I love Quake II to death and have played it a zillion times, but I've always struggled to get the brightness right. Fresh installs of the game are way too dark on most systems, and the built-in brightness controls have nasty trade-offs discussed below. I also have not had much luck with driver-level gamma controls. (Drivers vary in the level of control they provide, and some old cards don't support gamma correction at all, so I don't see this as a viable solution.)
I've never understood why Quake II is so dark and murky to begin with. Quake III Arena doesn't have this problem! My guess is that Quake II was developed and tested on old video cards and drivers that rendered textures very differently. Maybe someone more familiar with Quake II's engine technology can shed more light on this (pun intended).
Anyway, I recently embarked on a fresh playthrough of the game and arrived once again at this scene:
Something is clearly wrong here. Look at the lava. See how washed out the texture is? There's no way it's supposed to look like that.
I tried messing with the three console variables I knew about: vid_gamma, gl_modulate, and intensity. The only way I could fix the lava was by setting intensity to 1.0:
Now the lava looks right, but the rest of the scene is waaaaay too dark. What about the other two variables? Here's what different values of vid_gamma look like with intensity set back to 1.0:
(left to right: 1.0, 0.8, 0.6, 0.4, 0.2)
UI elements start to look washed out at any value below 1.0, so this doesn't help us much.
What about gl_modulate? Here's what different values look like for that variable:
(left to right: 1.0, 2.0, 3.0, 4.0)
This seems like a good solution at first, but it turns out that high gl_modulate values severely compress the lightmap's dynamic range. There's a good write-up here that explains how the variable works and why it sucks. The loss of dynamic range is most apparent for objects (including the gun model) that are placed in dark areas:
So, another no-go. I propose that the optimal values for these three console variables are as follows:
So, how do we get the game to look right? As in, not too dark and not too bright? This is where Q2Gamma comes in. This is basically the Quake II equivalent of idGamma, a must-have gamma correction tool for GLQuake which is also way too dark out of the box (and also lacks in-game brightness controls of any kind).

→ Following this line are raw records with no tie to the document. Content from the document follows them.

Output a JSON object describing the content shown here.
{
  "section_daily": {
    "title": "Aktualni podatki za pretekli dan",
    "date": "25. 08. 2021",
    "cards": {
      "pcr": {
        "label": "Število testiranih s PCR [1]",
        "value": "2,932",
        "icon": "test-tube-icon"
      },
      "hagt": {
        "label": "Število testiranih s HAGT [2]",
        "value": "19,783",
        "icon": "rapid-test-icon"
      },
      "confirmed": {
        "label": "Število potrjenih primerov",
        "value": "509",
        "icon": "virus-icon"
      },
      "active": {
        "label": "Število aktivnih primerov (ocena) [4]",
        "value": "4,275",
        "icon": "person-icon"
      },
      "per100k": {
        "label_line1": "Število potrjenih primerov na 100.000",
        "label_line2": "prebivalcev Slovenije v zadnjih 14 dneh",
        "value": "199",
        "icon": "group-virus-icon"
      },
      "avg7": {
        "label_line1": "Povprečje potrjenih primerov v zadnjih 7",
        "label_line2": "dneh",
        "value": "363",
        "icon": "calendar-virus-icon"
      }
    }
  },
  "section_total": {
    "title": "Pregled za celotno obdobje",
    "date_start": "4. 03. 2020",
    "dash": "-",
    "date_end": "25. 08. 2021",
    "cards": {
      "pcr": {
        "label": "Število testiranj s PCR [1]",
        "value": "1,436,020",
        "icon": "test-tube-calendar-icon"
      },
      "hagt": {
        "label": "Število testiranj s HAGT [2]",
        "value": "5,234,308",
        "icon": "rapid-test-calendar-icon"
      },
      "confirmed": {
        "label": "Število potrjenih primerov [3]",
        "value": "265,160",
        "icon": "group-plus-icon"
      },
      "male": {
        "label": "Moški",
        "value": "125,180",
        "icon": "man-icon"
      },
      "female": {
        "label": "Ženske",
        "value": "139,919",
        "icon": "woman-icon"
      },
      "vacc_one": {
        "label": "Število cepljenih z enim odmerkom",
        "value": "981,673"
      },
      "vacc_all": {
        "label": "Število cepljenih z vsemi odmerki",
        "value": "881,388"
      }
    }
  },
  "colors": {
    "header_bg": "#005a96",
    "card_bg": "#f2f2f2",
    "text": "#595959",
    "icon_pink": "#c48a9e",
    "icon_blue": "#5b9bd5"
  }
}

I don't know exactly what Q2Gamma does. It doesn't touch the game's existing PAK files, so it must make the game apply brightness and contrast filters to the textures at runtime. Here's what the game looks like with Q2Gamma's built-in TNT preset:
Nice and colorful, but way too bright for me. Quake II is a gritty game: some areas are supposed to be dark. Q2Gamma makes the whole thing bright. Part of the problem is that it automatically sets gl_modulate to 4.0 (!). It also sets intensity to 1.0, though, which is telling. I think it's pretty clear at this point that the default intensity value of 2.0 is straight wrong; wonder how this got to be the default.
This is good, though. We now have a tool that can make Quake II brighter without blowing out the UI elements. What happens if we dial back the settings in Q2Gamma? I played around with this a bit, and finally arrived at the values listed in my first post.
Much better! I think this is about as close to the intended Quake II look as we are likely to get, at least without resorting to a source port. The lava looks right, the UI elements are nice and vibrant and not washed out, the lightmap has its full dynamic range, and the overall brightness level seems natural. The only drawback I've noticed is a loss of detail on some bright textures (e.g., Bitterman's arms and hands), but this is pretty minor and I think I can live with it. I'll definitely be using this fix from now on.